ADA: Americans with Disabilities Act ADA
Title I of the Americans with Disabilities Act of 1990 (ADA), effective July 26, 1992, prohibits private employers of 15 or more employees*, state and local governments, employment agencies, and labor unions from discriminating against qualified persons with disabilities, as well as people associated with a disabled personin job application procedures, hiring, firing, promotion, compensation, job training, and other terms, conditions, and privileges of employment.
A disabled person is a person who:
- Has a physique or mental impairment that significantly limits one or more major life activities;
- Has a record of such impairment; Where
- Is considered to have such an impairment.
Major life activities include tasks such as self-care, manual labor, seeing, hearing, eating, sleeping, walking, standing, lifting, bending, talking, breathing, learning, reading, concentrating , think, communicate, work and use major bodily functions.
A qualified employee or candidate with a disability is someone who, with or without reasonable accommodation, can perform the essential functions of the job in question.
Reasonable accommodations may include, but are not limited to:
- Make existing facilities used by employees easily accessible and usable by people with disabilities
- Restructuring of position, modification of working hours, reassignment to a vacant position
- Acquisition or modification of equipment or devices
- Adjust or modify exams, training materials, or policies, and provide qualified readers or interpreters
- Allow an employee to work remotely
An employer is required to accommodate an applicant’s or qualified employee’s known disability if it does not impose “undue hardship” on the operation of the employer’s business. employer.
Excessive difficulty is defined as an action requiring significant difficulty or expense considering such factors as the nature and cost of accommodation, the size of the employer, financial resources, and the nature and structure of its operation.
An employer is not required to lower quality or production standards to make an accommodation, nor is an employer required to provide items for personal use such as eyeglasses or hearing aids.
If an employee who handles food has an infectious disease and reasonable accommodation cannot eliminate the risk of transmission, the employer may refuse to assign the person.
Also, the ADA does not prohibit a religious employer from giving preference to people of a particular religion.
The interactive process
Generally, an employer is not required to provide reasonable accommodation unless a person with a disability has requested it.
If an employer believes that a medical condition is causing a performance or conduct problem, the employer can ask the employee how to fix the problem and whether the employee needs a reasonable accommodation.
Once reasonable accommodation is requested, the employer and the individual should discuss the individual’s needs and identify the appropriate reasonable accommodation.
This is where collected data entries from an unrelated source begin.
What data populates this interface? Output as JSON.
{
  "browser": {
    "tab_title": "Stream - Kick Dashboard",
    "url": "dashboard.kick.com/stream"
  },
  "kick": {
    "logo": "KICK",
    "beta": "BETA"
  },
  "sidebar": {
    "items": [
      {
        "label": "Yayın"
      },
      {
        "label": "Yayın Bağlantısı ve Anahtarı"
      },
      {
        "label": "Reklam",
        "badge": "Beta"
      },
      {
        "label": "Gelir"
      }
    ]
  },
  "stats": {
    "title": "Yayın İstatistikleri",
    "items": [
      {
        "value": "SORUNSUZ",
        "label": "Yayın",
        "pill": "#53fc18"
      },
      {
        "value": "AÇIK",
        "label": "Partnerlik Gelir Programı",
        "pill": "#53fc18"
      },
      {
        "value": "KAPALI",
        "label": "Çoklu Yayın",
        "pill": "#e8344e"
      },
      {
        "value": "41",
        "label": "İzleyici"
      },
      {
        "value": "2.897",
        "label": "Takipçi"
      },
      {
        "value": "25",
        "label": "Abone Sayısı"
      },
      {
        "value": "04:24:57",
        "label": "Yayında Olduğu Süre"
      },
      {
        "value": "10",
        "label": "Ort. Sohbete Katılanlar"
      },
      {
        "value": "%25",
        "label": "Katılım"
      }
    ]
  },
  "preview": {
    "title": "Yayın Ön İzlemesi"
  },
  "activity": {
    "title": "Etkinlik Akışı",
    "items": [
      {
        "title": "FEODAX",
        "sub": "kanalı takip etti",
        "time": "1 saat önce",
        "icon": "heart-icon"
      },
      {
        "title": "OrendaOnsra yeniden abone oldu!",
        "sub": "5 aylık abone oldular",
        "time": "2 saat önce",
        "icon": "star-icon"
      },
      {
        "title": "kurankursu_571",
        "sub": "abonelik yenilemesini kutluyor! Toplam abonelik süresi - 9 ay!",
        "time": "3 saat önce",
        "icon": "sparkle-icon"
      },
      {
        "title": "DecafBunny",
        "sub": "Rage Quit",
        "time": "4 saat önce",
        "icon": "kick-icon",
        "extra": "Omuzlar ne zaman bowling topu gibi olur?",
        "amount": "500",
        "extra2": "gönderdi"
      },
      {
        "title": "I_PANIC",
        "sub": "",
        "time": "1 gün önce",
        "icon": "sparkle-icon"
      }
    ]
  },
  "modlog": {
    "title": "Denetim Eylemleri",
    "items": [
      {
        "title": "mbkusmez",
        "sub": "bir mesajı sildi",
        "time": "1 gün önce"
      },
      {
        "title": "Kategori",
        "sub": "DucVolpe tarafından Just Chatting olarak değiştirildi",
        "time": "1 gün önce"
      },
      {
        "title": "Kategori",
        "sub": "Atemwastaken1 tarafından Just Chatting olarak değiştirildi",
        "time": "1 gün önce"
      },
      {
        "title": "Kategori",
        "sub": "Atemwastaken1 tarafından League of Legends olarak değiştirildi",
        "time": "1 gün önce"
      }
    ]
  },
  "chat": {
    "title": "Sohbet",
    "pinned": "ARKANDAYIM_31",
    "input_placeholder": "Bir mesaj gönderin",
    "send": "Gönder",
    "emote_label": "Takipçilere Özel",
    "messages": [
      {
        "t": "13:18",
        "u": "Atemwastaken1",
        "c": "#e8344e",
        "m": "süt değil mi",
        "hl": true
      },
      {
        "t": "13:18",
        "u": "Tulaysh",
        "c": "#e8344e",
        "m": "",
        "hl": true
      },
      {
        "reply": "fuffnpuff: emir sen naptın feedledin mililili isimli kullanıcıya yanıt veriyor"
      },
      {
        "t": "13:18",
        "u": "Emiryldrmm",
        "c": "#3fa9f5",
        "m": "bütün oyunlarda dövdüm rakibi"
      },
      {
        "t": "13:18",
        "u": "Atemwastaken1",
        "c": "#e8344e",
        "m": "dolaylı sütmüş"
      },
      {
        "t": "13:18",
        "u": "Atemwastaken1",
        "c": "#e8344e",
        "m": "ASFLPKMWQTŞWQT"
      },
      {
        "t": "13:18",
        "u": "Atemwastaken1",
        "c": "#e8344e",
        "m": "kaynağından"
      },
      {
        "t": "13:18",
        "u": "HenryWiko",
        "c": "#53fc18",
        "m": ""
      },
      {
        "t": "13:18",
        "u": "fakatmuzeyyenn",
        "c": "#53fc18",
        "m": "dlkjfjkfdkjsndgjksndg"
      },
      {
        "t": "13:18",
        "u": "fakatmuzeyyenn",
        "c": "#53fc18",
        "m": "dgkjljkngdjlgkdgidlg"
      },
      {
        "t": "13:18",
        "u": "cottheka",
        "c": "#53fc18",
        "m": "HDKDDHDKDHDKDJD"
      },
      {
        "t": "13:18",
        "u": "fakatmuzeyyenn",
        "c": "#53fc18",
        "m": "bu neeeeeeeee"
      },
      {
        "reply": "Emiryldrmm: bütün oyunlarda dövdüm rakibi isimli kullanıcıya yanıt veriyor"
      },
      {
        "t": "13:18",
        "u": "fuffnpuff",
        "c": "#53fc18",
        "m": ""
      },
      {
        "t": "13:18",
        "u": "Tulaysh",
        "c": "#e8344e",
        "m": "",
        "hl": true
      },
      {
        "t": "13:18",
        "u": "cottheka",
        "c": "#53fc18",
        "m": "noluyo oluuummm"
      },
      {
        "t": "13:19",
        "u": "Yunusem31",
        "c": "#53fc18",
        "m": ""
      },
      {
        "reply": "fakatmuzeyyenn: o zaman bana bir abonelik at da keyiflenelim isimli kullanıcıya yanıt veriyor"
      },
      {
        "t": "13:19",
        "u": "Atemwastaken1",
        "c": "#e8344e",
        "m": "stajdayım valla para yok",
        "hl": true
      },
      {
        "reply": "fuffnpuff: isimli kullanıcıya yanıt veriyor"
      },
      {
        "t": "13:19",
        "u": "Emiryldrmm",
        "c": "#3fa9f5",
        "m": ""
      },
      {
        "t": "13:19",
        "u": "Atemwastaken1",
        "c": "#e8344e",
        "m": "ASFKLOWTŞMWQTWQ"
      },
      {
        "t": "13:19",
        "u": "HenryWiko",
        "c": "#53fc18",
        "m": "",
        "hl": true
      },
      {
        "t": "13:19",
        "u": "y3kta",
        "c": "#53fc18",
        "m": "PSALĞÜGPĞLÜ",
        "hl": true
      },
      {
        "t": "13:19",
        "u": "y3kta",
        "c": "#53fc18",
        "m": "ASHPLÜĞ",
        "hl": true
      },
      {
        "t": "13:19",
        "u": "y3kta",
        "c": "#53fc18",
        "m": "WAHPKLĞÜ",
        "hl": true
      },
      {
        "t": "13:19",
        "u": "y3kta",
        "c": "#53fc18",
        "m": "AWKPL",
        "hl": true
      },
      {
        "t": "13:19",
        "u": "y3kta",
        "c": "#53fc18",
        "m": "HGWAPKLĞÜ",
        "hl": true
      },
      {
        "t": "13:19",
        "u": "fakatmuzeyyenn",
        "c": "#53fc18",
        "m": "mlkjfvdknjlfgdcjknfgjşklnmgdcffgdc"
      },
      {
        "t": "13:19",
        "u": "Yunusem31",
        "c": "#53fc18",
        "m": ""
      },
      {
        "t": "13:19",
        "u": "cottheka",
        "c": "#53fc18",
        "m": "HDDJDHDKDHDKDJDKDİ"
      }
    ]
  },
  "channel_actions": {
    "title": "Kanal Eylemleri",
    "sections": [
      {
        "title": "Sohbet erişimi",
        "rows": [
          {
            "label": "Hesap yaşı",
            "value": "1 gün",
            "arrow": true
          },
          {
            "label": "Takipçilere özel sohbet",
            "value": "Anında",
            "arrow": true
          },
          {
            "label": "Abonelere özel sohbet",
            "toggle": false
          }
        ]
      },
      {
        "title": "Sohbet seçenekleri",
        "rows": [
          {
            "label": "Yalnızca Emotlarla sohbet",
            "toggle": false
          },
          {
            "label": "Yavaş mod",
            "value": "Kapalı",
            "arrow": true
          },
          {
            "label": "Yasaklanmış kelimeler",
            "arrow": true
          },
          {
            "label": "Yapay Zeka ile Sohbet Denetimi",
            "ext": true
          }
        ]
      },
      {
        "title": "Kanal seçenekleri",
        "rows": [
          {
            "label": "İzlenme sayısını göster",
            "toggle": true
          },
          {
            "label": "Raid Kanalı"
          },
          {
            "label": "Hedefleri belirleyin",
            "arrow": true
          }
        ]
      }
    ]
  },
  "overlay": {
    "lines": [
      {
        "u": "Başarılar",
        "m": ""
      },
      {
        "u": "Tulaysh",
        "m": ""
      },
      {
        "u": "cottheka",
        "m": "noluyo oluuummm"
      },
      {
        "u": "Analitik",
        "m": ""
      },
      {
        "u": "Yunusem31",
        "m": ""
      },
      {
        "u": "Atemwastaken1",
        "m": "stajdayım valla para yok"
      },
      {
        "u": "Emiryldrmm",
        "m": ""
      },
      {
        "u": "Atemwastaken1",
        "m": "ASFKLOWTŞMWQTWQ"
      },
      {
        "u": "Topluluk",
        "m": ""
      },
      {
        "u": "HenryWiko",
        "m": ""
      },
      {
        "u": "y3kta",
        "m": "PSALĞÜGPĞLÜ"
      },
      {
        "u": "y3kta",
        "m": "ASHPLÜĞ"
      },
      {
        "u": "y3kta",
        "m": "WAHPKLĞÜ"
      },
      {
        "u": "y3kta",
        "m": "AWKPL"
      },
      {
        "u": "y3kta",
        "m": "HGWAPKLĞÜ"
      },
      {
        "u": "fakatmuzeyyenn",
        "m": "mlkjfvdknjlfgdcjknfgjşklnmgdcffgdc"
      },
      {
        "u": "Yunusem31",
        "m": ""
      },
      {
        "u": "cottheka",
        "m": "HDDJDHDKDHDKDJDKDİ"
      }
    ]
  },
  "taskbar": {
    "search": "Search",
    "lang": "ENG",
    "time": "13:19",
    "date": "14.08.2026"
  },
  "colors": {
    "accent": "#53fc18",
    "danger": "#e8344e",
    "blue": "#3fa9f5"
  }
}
This is a legal obligation for both employer and employee, known as the “interactive process”.
Where more than one accommodation would work, the employer may choose the least expensive or easiest to provide.
Medical examinations, inquiries
Employers cannot ask applicants about the existence, nature or severity of a disability. However, applicants may be questioned on their ability to perform specific duties.
A job offer may be conditional on the results of a medical exambut only if the exam is mandatory for all new employees in similar positions.
Employee medical examinations should be job-related and consistent with the employer’s business needs.
Disclosures and medical records are confidential. However, medical information may be shared with supervisors regarding necessary accommodations, security personnel for emergency treatment, and government officials investigating ADA compliance.
Drug and alcohol abuse
Employees and applicants who currently engage in illegal drug use are not Qualified Persons under the ADA. However, people who are no longer using drugs are considered qualified people if they are participating in or have completed a supervised drug treatment program.
Illegal drug testing is not subject to ADA restrictions on medical examinations. However, drug and alcohol testing may be subject to additional state and federal restrictions.
Employers can require illegal drug users and alcoholics to meet the same performance standards as other employees.
The US Equal Employment Opportunity Commission issued regulations on July 26, 1991 to enforce the provisions of Title I of the ADA.
The provisions originally came into force on July 26, 1992, and covered employers with 25 or more employees.
On July 26, 1994, the threshold was lowered to include employers with 15 or more employees.
In addition, employers must publish in an accessible format the description of these provisions. Failure to do so results in a fine.
Further information and advice can be found at:
Source: US Equal Employment Opportunity Commission, ADA Fact Sheet
*The Connecticut Fair Employment Practices Act also protects against all forms of discrimination, including people with disabilities. It is important to note that from October 1, 2022, the CFEPA covers any employer with one or more employees.